LETTER: Patience with Mother Nature 

click to enlarge UNSPLASH

“They were a group of experienced backcountry skiers.” “They had all the equipment that they're supposed to have.”

“They had emergency beacons to be able to call for help” … and finally the quote: “Unfortunately, even with that, this person died in this avalanche.”

The above statements have been said over and over in past years, usually whenever another unfortunate person loses their life in an avalanche.

As if being equipped with beacons, probes, ABS-packs and shovel would make an avalanche stop itself from burying you!

Yes, it goes without saying that all this equipment—and the knowledge of how to use it—is important, and one should never go into the backcountry without it.

However, knowledge of terrain and snowpack are at least as—if not more—importantthan all this gear.

Quotes, such as those above, can so mislead a kid to think that because they have “the gear” they can now ski the “rad line.” I wish that people would become more aware that it's the terrain (coupled with an unstable snowpack) that they enter that kills them!

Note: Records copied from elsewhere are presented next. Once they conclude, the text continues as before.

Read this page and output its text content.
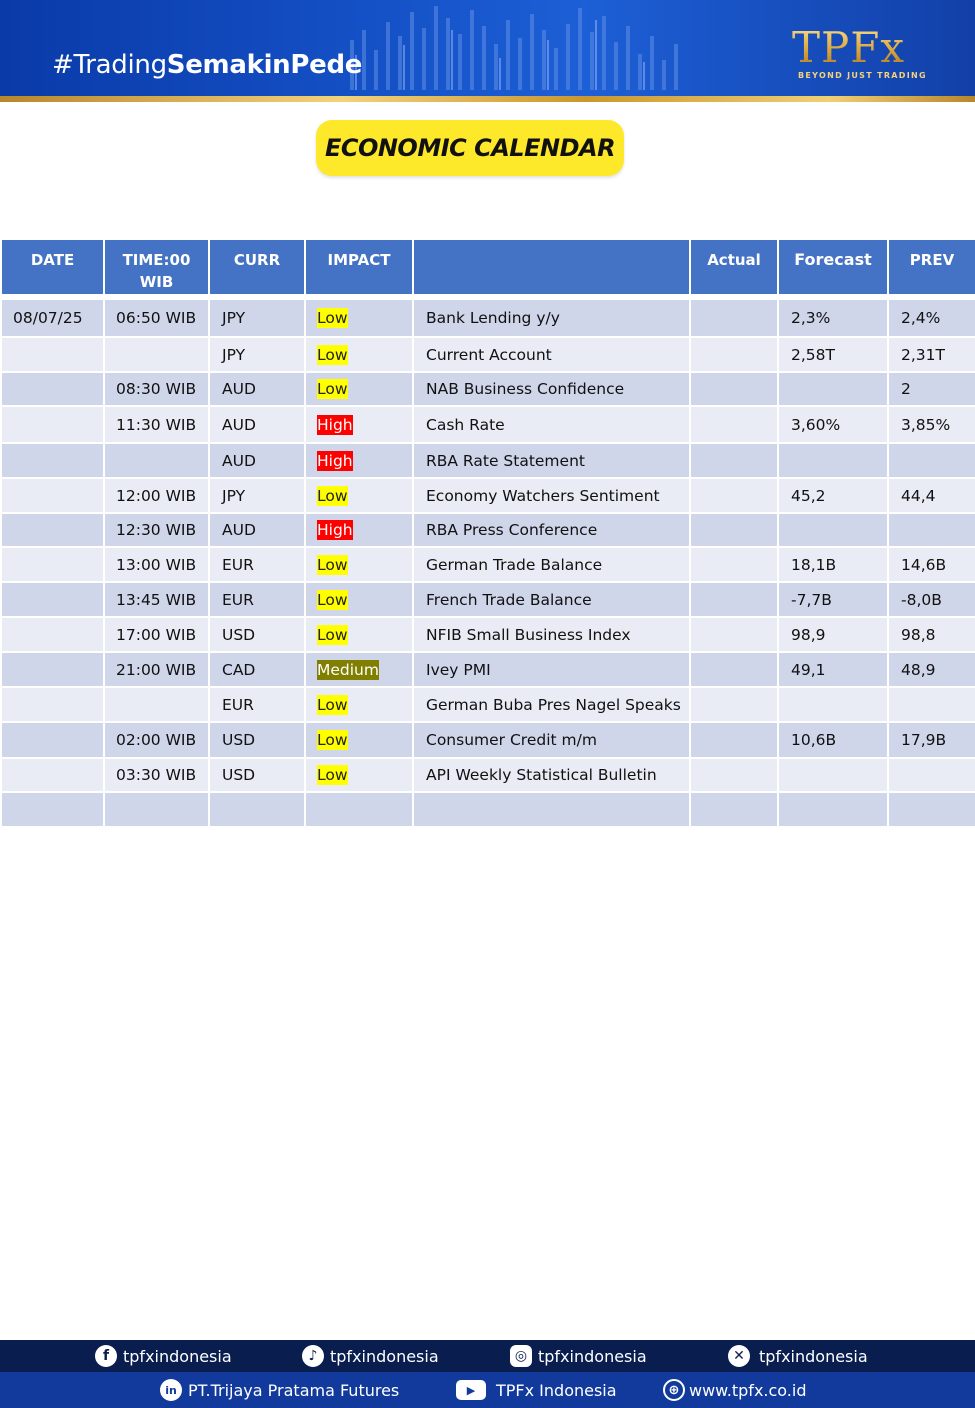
#TradingSemakinPede	TPFx
BEYOND JUST TRADING
ECONOMIC CALENDAR
DATE	TIME:00 WIB	CURR	IMPACT		Actual	Forecast	PREV

08/07/25	06:50 WIB	JPY	Low	Bank Lending y/y		2,3%	2,4%
		JPY	Low	Current Account		2,58T	2,31T
	08:30 WIB	AUD	Low	NAB Business Confidence			2
	11:30 WIB	AUD	High	Cash Rate		3,60%	3,85%
		AUD	High	RBA Rate Statement			
	12:00 WIB	JPY	Low	Economy Watchers Sentiment		45,2	44,4
	12:30 WIB	AUD	High	RBA Press Conference			
	13:00 WIB	EUR	Low	German Trade Balance		18,1B	14,6B
	13:45 WIB	EUR	Low	French Trade Balance		-7,7B	-8,0B
	17:00 WIB	USD	Low	NFIB Small Business Index		98,9	98,8
	21:00 WIB	CAD	Medium	Ivey PMI		49,1	48,9
		EUR	Low	German Buba Pres Nagel Speaks			
	02:00 WIB	USD	Low	Consumer Credit m/m		10,6B	17,9B
	03:30 WIB	USD	Low	API Weekly Statistical Bulletin			

f tpfxindonesia	♪ tpfxindonesia	◎ tpfxindonesia	✕ tpfxindonesia
in PT.Trijaya Pratama Futures	▶	TPFx Indonesia	⊕ www.tpfx.co.id
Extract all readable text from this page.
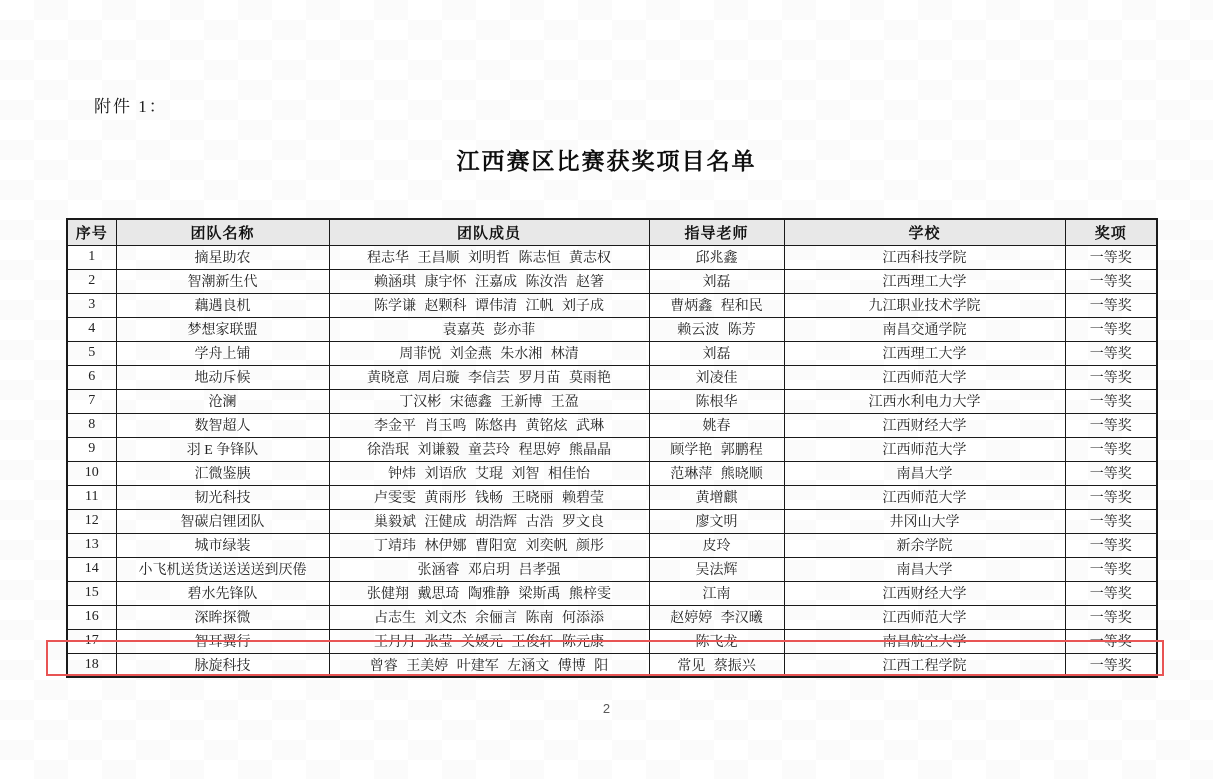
附件 1：
江西赛区比赛获奖项目名单
序号	团队名称	团队成员	指导老师	学校	奖项
1	摘星助农	程志华 王昌顺 刘明哲 陈志恒 黄志权	邱兆鑫	江西科技学院	一等奖
2	智潮新生代	赖涵琪 康宇怀 汪嘉成 陈汝浩 赵箸	刘磊	江西理工大学	一等奖
3	藕遇良机	陈学谦 赵颗科 谭伟清 江帆 刘子成	曹炳鑫 程和民	九江职业技术学院	一等奖
4	梦想家联盟	袁嘉英 彭亦菲	赖云波 陈芳	南昌交通学院	一等奖
5	学舟上铺	周菲悦 刘金燕 朱水湘 林清	刘磊	江西理工大学	一等奖
6	地动斥候	黄晓意 周启璇 李信芸 罗月苗 莫雨艳	刘凌佳	江西师范大学	一等奖
7	沧澜	丁汉彬 宋德鑫 王新博 王盈	陈根华	江西水利电力大学	一等奖
8	数智超人	李金平 肖玉鸣 陈悠冉 黄铭炫 武琳	姚春	江西财经大学	一等奖
9	羽 E 争锋队	徐浩珉 刘谦毅 童芸玲 程思婷 熊晶晶	顾学艳 郭鹏程	江西师范大学	一等奖
10	汇微鉴胰	钟炜 刘语欣 艾琨 刘智 相佳怡	范琳萍 熊晓顺	南昌大学	一等奖
11	韧光科技	卢雯雯 黄雨彤 钱畅 王晓丽 赖碧莹	黄增麒	江西师范大学	一等奖
12	智碳启锂团队	巢毅斌 汪健成 胡浩辉 古浩 罗文良	廖文明	井冈山大学	一等奖
13	城市绿装	丁靖玮 林伊娜 曹阳宽 刘奕帆 颜彤	皮玲	新余学院	一等奖
14	小飞机送货送送送送到厌倦	张涵睿 邓启玥 吕孝强	吴法辉	南昌大学	一等奖
15	碧水先锋队	张健翔 戴思琦 陶雅静 梁斯禹 熊梓雯	江南	江西财经大学	一等奖
16	深眸探微	占志生 刘文杰 余俪言 陈南 何添添	赵婷婷 李汉曦	江西师范大学	一等奖
17	智耳翼行	王月月 张莹 关媛元 王俊轩 陈元康	陈飞龙	南昌航空大学	一等奖
18	脉旋科技	曾睿 王美婷 叶建军 左涵文 傅博 阳	常见 蔡振兴	江西工程学院	一等奖
2
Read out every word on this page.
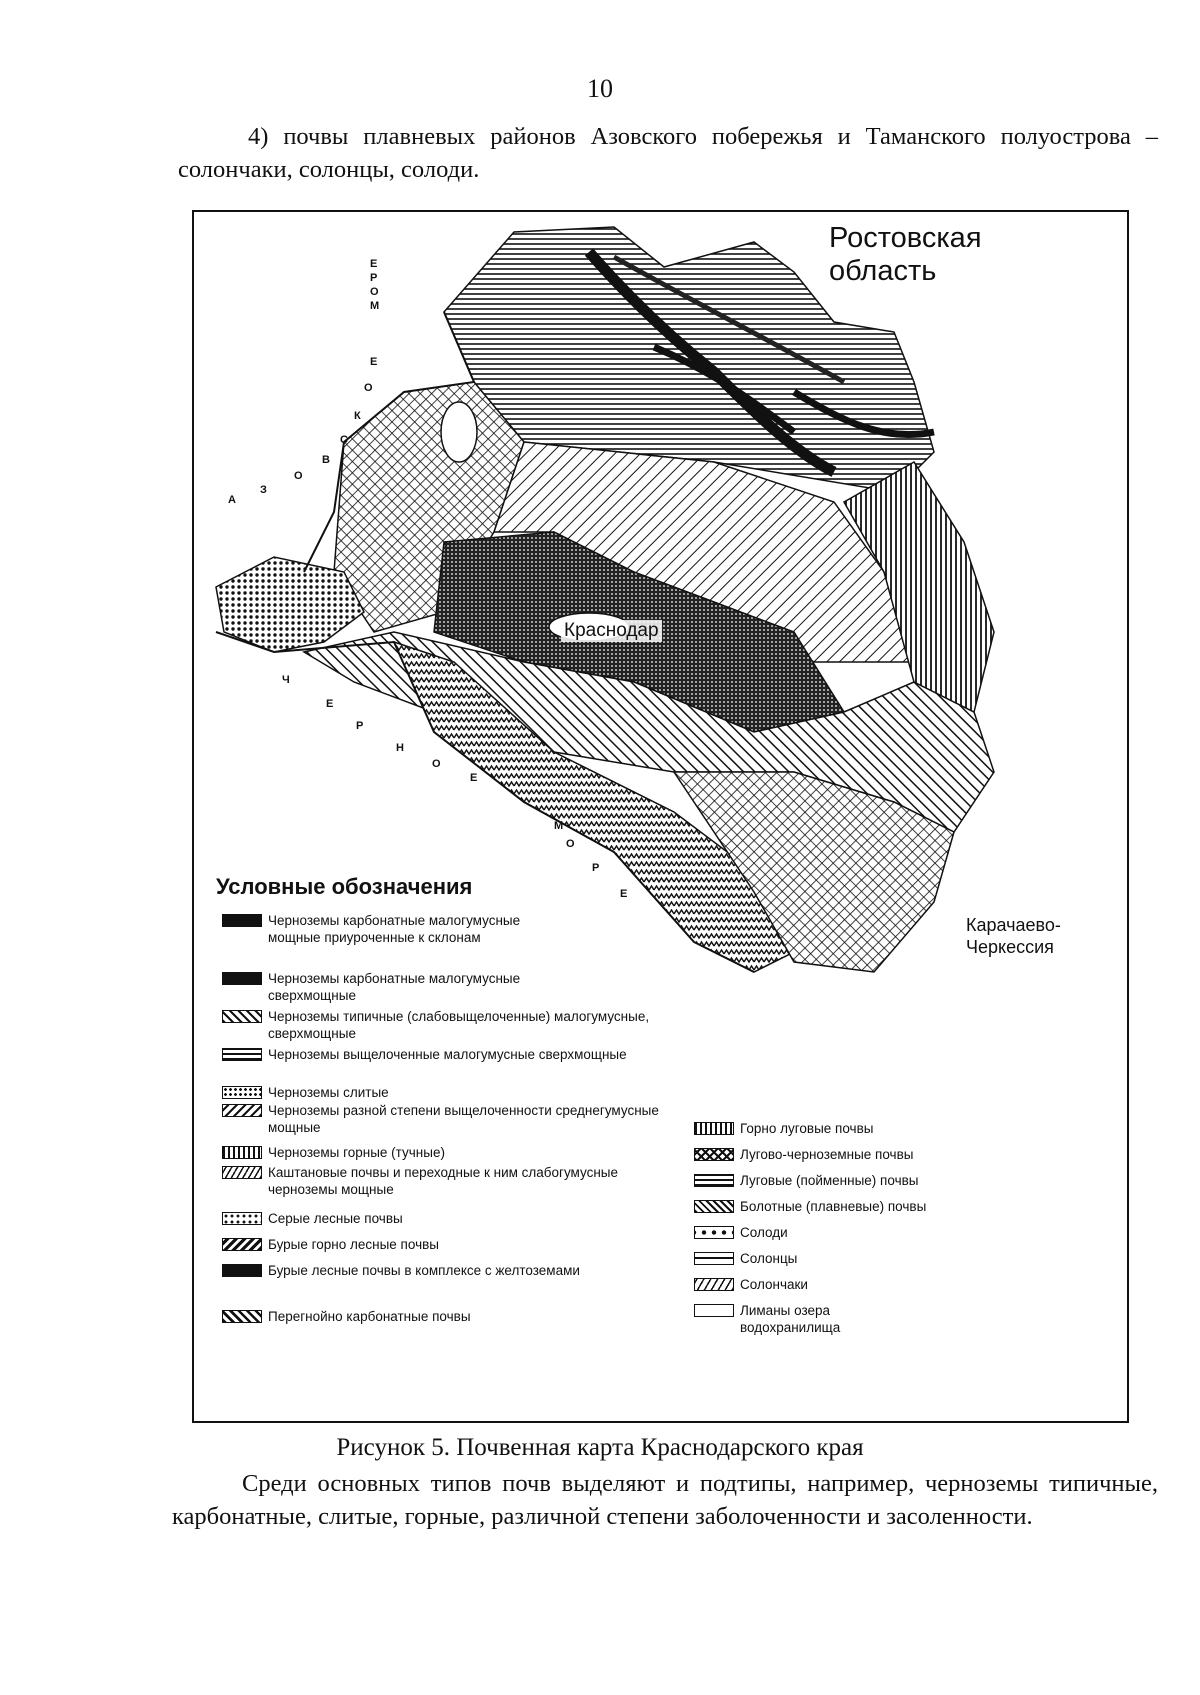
10

4) почвы плавневых районов Азовского побережья и Таманского полуострова – солончаки, солонцы, солоди.

Ростовская область
Краснодар
Карачаево-Черкессия
А
З
О
В
С
К
О
Е
М
О
Р
Е
Ч
Е
Р
Н
О
Е
М
О
Р
Е
Условные обозначения
Черноземы карбонатные малогумусные мощные приуроченные к склонам
Черноземы карбонатные малогумусные сверхмощные
Черноземы типичные (слабовыщелоченные) малогумусные, сверхмощные
Черноземы выщелоченные малогумусные сверхмощные
Черноземы слитые
Черноземы разной степени выщелоченности среднегумусные мощные
Черноземы горные (тучные)
Каштановые почвы и переходные к ним слабогумусные черноземы мощные
Серые лесные почвы
Бурые горно лесные почвы
Бурые лесные почвы в комплексе с желтоземами
Перегнойно карбонатные почвы
Горно луговые почвы
Лугово-черноземные почвы
Луговые (пойменные) почвы
Болотные (плавневые) почвы
Солоди
Солонцы
Солончаки
Лиманы озера водохранилища
Рисунок 5. Почвенная карта Краснодарского края

Среди основных типов почв выделяют и подтипы, например, черноземы типичные, карбонатные, слитые, горные, различной степени заболоченности и засоленности.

To read the terrain correctly, you need courses, mentors and years of backcountry travel—and even then, sometimes, an accident can happen.

You can travel in the backcountry quite safely even in high-avalanche danger as long as you pick and choose the right terrain in which to travel. This goes for uptrack and descent, as well as the neighbouring slopes that can set an avalanche loose to spill into your line of travel.

So please, all of you young (and not-so-young) whippersnappers out there, who feel they have to prove something in the backcountry, educate yourself not only about the gear and how to use it, but start learning to read the terrain.

Sometimes you might just have to stick to a 25-degree slope instead of whatever other descent you had in mind.

That other descent, it will still be there for you on another day, maybe in the spring, where “maybe” the conditions might be a bit safer.

Patience in the backcountry might not only be a virtue, it might save lives.